OpenAI has revealed its first custom-designed processor for artificial intelligence, developed in partnership with Broadcom. Named Jalapeño, the chip is an application-specific integrated circuit (ASIC) built specifically for AI inference — the process by which models respond to user requests in products like ChatGPT or Codex.
The announcement comes nine months after OpenAI first disclosed its collaboration with Broadcom on chip development. The rapid timeline from design to manufacturing tape-out was reportedly aided by OpenAI's own AI models, marking a significant step in the company's effort to reduce reliance on off-the-shelf processors from rivals like Nvidia.

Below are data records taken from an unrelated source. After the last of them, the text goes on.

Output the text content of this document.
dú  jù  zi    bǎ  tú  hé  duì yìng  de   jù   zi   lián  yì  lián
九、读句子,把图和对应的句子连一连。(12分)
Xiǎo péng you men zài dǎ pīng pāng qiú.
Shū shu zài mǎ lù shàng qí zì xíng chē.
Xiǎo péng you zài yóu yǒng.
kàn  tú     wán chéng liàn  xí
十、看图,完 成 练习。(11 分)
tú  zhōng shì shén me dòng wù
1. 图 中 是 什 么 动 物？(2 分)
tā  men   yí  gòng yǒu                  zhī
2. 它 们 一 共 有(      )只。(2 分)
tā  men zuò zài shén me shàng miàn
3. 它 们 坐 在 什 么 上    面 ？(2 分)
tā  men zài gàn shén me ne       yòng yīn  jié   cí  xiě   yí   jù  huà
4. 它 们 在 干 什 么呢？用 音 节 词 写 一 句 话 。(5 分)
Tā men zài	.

Jalapeño is an inference-focused accelerator, meaning it optimizes the workload of running trained models rather than training new ones. Early testing suggests the first-generation chip will deliver performance per watt substantially better than current state-of-the-art alternatives, according to OpenAI.
By controlling its own silicon, OpenAI aims to lower costs and improve efficiency for its growing suite of AI services. The move also positions the company to better tailor hardware to the evolving demands of its large language models, potentially giving it a competitive edge in the AI infrastructure race.
Broadcom's role as manufacturing partner underscores the growing collaboration between AI firms and established chip designers. The Jalapeño name continues OpenAI's tradition of spicy codenames for internal projects.